Senate debates
Monday, 23 March 2026
Statements by Senators
Cost of Living
1:44 pm
Pauline Hanson (Queensland, Pauline Hanson's One Nation Party) Share this | Link to this | Hansard source
Labor's economic hand grenade is set to explode all because the Prime Minister and Treasurer cannot stop spending your money. Since coming to government, these Labor vandals have increased spending by $150 billion, and the consequences are very simple. Inflation has gone up, and so, too, have interest rates, and who pays the price? Australian households do. I fear for the 3.3 million Australians who have home loans right now.

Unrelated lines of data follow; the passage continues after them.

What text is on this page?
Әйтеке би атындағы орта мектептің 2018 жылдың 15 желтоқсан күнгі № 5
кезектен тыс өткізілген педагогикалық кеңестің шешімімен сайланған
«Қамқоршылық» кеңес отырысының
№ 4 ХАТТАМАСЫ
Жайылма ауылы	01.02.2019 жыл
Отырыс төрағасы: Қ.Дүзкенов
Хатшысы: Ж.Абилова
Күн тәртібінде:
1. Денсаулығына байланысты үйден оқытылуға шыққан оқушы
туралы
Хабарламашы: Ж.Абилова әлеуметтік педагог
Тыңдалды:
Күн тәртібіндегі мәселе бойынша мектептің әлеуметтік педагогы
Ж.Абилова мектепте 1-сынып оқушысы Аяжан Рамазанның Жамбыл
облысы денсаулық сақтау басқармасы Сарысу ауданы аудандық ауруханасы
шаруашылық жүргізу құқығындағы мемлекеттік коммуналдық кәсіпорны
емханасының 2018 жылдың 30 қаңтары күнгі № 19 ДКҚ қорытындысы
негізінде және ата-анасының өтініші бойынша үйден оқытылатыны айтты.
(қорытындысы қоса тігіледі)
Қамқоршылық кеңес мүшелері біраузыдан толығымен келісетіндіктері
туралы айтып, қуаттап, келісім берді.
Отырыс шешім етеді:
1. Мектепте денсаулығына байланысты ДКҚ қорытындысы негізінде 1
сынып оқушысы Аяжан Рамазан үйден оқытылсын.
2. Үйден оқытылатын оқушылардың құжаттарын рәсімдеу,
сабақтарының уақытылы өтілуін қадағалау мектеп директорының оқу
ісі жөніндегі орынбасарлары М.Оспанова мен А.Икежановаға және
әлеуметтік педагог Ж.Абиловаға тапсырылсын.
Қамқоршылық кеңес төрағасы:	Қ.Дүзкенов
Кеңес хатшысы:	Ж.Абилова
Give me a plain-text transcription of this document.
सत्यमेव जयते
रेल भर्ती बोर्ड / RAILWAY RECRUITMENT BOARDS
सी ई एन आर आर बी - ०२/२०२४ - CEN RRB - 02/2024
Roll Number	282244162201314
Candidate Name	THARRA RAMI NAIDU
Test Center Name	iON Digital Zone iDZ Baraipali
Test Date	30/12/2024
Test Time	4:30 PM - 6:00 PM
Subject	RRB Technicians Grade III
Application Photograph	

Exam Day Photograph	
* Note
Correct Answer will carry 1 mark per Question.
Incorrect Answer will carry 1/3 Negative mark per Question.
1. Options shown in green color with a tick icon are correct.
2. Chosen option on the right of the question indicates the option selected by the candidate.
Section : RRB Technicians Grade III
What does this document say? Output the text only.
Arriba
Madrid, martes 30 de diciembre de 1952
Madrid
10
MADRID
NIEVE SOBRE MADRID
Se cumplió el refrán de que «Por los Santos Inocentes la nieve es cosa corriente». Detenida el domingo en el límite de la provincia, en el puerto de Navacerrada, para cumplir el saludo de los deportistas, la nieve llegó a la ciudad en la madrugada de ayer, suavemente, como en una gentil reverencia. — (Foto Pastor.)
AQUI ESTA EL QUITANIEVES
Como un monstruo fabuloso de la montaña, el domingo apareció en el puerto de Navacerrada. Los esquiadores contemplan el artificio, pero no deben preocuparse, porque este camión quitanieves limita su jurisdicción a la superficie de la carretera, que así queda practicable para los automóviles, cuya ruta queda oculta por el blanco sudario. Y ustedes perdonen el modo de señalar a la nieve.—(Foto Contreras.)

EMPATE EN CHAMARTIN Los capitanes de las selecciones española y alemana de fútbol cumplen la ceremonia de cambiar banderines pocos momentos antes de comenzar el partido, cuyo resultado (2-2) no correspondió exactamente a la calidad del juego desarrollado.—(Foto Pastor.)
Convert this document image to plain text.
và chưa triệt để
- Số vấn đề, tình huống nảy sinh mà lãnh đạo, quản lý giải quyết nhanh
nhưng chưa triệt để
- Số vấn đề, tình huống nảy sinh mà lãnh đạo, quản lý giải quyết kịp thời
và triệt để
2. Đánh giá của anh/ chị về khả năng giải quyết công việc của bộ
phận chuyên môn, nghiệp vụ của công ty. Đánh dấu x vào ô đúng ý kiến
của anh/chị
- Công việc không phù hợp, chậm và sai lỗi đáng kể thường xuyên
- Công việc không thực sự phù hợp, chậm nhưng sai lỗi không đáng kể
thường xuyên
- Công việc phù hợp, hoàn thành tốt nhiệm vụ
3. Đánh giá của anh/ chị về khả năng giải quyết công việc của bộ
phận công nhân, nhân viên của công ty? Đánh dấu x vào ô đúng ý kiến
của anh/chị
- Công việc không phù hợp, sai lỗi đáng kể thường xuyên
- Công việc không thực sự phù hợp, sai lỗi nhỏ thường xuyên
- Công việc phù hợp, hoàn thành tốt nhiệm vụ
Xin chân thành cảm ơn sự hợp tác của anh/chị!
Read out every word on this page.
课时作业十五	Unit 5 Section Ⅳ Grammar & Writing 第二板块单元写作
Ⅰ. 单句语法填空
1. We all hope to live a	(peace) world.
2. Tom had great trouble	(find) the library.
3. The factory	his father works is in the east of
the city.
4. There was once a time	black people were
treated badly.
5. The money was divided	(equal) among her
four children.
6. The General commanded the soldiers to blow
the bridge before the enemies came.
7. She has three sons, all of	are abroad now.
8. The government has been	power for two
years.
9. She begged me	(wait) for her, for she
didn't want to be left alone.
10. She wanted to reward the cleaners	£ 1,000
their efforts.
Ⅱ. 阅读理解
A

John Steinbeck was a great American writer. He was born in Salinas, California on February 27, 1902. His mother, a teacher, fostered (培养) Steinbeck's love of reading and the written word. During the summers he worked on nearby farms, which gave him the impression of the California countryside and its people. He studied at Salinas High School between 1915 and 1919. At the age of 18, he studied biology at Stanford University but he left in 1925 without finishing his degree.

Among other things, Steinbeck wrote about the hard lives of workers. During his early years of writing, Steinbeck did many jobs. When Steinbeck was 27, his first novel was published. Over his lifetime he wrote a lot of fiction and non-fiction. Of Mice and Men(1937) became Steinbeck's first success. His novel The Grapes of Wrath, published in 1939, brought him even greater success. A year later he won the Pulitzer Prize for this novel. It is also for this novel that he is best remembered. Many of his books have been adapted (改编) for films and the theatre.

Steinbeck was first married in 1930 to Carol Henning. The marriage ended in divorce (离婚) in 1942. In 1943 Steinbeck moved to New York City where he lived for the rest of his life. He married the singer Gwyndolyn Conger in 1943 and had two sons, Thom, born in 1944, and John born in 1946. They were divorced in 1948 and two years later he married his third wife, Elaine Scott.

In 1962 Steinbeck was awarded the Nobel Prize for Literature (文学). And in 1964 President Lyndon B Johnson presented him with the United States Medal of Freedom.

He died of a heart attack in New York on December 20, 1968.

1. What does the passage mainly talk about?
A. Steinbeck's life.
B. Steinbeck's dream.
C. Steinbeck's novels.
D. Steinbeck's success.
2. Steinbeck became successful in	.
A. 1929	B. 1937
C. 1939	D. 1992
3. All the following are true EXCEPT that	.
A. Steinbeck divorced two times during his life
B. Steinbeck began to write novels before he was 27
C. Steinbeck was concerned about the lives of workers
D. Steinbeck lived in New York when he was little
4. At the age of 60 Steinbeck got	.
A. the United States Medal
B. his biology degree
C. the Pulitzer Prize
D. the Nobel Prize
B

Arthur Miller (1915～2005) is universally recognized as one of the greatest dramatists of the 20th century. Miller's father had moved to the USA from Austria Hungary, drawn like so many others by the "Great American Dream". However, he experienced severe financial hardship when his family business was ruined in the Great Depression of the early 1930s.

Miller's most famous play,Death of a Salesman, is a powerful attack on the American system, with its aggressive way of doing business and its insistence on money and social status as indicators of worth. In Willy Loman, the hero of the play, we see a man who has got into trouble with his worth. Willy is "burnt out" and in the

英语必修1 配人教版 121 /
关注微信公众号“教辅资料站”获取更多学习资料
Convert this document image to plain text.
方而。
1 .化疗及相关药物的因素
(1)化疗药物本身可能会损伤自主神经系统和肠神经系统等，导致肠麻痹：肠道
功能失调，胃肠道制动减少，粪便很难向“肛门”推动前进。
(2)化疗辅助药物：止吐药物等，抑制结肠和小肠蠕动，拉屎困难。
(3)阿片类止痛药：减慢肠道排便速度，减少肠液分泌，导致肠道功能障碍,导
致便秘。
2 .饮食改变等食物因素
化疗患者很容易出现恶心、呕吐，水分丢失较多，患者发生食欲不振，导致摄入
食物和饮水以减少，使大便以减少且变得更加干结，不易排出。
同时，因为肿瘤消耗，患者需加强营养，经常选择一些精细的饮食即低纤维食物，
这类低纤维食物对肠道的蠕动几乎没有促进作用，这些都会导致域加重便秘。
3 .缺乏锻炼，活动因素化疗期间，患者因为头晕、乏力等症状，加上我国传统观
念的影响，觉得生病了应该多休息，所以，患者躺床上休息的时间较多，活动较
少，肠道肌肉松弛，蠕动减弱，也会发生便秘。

I suspect it won't be long before interest rates go up to 10 per cent. As young Australians and families are already strained to borrow crippling amounts of money, life in Australia is only going to get harder under these new economic wreckers.
Today, the Commonwealth Bank is offering a standard variable home loan for borrowers with small deposits at 7.24 per cent. Repayments on a $700,000 home loan are $1,167 per week over a 25-year term, and interest rates are set to rise again. Add this to the still rising cost of groceries and fuel prices, which are rapidly approaching $3 a litre—if you can find fuel at all—and how is anyone meant to cope? Anyone would think this is a government that takes great delight in torturing Australian households all because Labor can't control their spending, which is driving inflation. If Australia's interest rate does rise to 10 per cent, it will bankrupt the joint.
While Australians are tightening their belts and choosing between food and fuel for the week, government spending is increasing. When Whitlam was dismissed by the Governor-General in 1973, government spending was at 24.3 per cent of GDP, yet this prime minister is at 28 per cent. So, if Whitlam was a vandal at 24.3 per cent—what does this make Albanese and Chalmers?